I glance up at your reflection in the mirror. You are holding your iPhone, touching the screen. What are you up to? The goggles-darkening app?

A sudden jolt of discomfort runs through the base of my cock, not serious pain but enough to shock me into stopping what I’m doing. My arms automatically straighten in their sleeves, returning to my sides. I grunt in alarm, gag and hoods absorbing most of the sound.

“Remote E-stim. That’s one of the lower settings,” you tell me, “it can go up much higher.” I remember the adhesive pads applied what now seems like a lifetime ago. Apparently, E-stim now comes in wireless form… I’m a complete novice when it comes to electrical play. My eyes widen behind their mirror-lenses, behind eyeholes and pinholes.

“Or there’s this, if you prefer. Another app.” An even more sudden vibration buzzes sharply through my prostate, making me squirm with a mix of discomfort, irritation and pleasure. I’d forgotten the butt-plug! It vibrates! I twist, ineffectually, trying to reach back behind me, although I already know it’s useless. How would I even begin to get at that plug? I moan more urgently into my gag. The buzzing stops.
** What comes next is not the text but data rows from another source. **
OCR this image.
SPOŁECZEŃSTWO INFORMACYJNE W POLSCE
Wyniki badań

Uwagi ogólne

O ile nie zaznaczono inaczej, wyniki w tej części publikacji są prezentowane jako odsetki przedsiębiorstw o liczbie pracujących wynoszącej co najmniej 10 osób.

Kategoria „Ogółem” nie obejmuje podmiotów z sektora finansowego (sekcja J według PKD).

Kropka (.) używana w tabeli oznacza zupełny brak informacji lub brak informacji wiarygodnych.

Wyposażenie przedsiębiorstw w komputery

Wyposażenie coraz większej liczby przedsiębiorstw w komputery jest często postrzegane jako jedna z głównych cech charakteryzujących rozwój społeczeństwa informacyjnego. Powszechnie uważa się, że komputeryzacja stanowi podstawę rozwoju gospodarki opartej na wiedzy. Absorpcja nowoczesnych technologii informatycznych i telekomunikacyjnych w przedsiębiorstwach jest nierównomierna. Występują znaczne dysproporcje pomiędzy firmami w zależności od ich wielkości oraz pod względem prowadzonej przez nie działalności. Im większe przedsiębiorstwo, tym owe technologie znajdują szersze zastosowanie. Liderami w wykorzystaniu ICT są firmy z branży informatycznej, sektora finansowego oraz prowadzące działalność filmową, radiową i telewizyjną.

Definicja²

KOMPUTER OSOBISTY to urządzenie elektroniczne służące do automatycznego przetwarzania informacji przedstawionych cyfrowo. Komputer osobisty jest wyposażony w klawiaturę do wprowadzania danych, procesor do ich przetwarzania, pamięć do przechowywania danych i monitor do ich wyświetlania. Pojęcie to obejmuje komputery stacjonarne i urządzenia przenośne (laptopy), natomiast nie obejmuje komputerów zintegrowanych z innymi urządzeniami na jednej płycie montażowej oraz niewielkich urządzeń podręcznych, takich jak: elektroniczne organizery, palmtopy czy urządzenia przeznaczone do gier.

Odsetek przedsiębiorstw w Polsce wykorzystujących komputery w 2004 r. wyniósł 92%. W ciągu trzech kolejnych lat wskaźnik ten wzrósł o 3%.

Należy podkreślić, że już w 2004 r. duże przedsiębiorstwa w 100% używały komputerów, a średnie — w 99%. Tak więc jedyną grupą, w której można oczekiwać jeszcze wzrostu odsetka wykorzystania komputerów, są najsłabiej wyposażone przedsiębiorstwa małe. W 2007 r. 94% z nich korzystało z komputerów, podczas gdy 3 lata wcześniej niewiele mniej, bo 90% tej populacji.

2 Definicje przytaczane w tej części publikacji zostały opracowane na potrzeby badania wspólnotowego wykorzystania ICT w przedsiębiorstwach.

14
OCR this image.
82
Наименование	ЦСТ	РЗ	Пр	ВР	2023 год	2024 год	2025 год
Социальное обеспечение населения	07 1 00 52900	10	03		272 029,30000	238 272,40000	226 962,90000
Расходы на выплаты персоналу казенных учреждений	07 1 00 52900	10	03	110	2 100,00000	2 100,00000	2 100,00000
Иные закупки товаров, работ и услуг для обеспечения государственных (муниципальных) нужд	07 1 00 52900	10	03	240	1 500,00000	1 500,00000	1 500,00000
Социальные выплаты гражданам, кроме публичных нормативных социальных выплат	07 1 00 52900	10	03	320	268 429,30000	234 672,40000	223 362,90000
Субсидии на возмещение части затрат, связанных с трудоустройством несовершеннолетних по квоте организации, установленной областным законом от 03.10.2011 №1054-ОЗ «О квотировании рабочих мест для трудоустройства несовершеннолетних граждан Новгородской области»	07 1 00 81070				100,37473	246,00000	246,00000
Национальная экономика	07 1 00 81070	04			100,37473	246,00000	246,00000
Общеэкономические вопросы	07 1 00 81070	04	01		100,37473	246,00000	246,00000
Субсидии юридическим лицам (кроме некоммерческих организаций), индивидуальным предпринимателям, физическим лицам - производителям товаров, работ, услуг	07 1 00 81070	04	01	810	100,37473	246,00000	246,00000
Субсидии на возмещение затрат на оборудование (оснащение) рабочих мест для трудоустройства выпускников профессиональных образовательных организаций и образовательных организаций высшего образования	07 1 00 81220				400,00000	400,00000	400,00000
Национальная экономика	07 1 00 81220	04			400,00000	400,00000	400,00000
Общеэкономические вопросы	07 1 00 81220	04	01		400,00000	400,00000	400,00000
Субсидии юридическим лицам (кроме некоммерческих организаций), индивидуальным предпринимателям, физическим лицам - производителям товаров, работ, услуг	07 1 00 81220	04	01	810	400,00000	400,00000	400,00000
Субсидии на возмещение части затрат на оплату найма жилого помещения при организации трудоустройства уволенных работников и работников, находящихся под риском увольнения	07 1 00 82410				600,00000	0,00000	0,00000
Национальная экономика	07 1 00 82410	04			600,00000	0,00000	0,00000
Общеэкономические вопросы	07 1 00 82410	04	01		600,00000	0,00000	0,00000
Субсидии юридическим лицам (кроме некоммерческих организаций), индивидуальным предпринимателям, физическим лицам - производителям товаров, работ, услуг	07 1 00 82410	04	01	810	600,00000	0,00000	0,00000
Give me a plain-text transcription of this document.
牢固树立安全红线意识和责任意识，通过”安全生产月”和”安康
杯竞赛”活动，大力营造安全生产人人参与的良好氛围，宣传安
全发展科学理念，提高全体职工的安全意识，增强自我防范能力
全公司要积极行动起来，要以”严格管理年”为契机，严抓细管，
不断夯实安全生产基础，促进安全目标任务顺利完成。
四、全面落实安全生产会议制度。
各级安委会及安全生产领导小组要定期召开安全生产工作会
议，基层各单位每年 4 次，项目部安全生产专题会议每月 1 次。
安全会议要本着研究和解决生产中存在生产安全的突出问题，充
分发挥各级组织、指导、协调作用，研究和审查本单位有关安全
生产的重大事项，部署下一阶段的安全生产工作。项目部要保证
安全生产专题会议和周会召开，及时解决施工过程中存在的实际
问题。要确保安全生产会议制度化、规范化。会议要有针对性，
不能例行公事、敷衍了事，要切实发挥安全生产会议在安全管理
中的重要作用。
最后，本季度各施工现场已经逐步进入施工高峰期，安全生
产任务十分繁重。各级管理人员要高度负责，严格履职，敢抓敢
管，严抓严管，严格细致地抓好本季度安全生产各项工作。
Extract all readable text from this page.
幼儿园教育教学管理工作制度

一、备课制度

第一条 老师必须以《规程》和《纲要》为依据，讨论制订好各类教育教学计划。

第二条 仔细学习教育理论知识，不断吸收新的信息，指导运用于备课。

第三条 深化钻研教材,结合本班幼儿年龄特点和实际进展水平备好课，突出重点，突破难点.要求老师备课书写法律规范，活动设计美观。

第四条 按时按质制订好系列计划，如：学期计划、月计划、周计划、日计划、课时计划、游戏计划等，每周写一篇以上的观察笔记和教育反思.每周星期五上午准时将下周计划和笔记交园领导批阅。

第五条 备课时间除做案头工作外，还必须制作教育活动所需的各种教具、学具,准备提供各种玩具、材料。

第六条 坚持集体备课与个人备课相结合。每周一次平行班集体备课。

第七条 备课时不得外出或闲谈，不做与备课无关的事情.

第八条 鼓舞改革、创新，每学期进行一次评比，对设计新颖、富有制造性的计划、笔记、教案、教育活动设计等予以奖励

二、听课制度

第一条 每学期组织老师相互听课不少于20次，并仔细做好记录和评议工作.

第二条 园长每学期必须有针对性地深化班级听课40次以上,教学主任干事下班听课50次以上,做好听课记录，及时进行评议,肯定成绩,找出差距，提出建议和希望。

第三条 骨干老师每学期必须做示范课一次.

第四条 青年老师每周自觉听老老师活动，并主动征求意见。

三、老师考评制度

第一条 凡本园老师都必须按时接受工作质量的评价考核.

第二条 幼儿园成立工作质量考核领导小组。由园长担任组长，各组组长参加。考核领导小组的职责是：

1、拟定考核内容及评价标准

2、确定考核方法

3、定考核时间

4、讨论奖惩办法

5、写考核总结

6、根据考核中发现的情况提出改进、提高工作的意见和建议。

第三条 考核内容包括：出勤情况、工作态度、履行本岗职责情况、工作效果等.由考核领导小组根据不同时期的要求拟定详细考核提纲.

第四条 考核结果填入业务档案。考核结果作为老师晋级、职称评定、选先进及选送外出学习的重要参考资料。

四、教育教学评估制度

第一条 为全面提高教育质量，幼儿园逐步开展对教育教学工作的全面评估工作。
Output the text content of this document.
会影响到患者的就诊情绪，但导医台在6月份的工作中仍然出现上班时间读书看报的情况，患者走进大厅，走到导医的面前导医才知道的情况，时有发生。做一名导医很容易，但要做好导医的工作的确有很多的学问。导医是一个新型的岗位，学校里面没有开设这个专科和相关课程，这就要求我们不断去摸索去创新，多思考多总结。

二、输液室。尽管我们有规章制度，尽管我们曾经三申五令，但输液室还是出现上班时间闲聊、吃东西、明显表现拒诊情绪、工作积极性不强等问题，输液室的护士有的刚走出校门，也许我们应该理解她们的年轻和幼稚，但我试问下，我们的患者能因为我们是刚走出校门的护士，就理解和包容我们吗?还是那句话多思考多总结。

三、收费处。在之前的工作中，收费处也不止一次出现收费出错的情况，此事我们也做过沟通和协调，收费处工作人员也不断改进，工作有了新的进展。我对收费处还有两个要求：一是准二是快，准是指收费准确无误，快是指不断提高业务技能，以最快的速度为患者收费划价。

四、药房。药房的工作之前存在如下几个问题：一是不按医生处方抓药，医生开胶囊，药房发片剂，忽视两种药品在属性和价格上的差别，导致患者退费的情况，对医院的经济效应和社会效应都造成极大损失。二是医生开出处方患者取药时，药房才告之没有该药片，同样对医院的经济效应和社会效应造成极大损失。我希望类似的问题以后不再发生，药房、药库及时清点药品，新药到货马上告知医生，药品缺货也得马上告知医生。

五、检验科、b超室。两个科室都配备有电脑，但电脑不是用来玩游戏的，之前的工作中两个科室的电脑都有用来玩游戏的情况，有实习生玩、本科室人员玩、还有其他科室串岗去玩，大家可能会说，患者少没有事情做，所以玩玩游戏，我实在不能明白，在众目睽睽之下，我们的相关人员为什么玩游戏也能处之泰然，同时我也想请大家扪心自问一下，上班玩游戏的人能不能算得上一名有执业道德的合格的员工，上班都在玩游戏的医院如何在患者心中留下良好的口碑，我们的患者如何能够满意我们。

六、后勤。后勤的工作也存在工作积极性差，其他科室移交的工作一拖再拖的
“Again, that’s the lowest setting.” I hear you grin, your Bluetooth laugh ringing in my ears as I slowly recover from the sudden stimulus, “All part of the challenge!” Your voice now grows a little more serious.

“Understand that I now control everything you hear, what you see, what you feel – pleasure, frustration, pain – it’s all literally at my fingertips.”

I’m reeling. I hadn’t expected anything as complete, as intense as this.

“I promised I wouldn’t tie or tether you up, and I’ve kept my promise. You promised you could escape and, in a moment, I’ll let you try to keep that promise … Houdini!”

You chuckle again, and I find myself making a supreme effort to clench my fists, make my fingers function, anything. How the hell am I going to escape from this? I don’t even know where to start! The Man in Black shows no sign of my frustration, my rising sense of utter helplessness, hopelessness. For all the clenching of my fists, his fingers in the mirror bend only slightly and his face is as calm and expressionless as ever.

“I see you not as any kind of escapologist but as my helpless rubber droid, my bondage creation, maybe my masterpiece … but now’s your chance to prove me wrong, to win the challenge.”

Yes, I decide. It may seem hopeless, but I’ve never given up without a fight. Somehow, I can escape from this, my toughest ever predicament and, if I can, I will. I don’t know how but, dammit, I’m going to give you a run for your money!

“If you can’t escape, then you stay my rubber droid for as long as I see fit!”

I let out a long, muffled moan of defiance, frustration, desperation and pleasure.

“3 … 2 … 1!”

Everything goes black.

“Goodnight, Houdini!”

The Bluetooth goes dead.

 

The End

 

Or maybe The Beginning?

 

 

 

5 thoughts on “The Man in Black”

  1. What an incredible story – it draws you in and allows you to feel every method of escape being removed – was mesmerizing. Thanks!

  2. Can this really be? So well layered. So encapsulating. So much of what I’d like to experience. The writing and the process have me on edge.

  3. Great layering story. Really well thought out and written. The impassive master behind his real face mask is hot!!!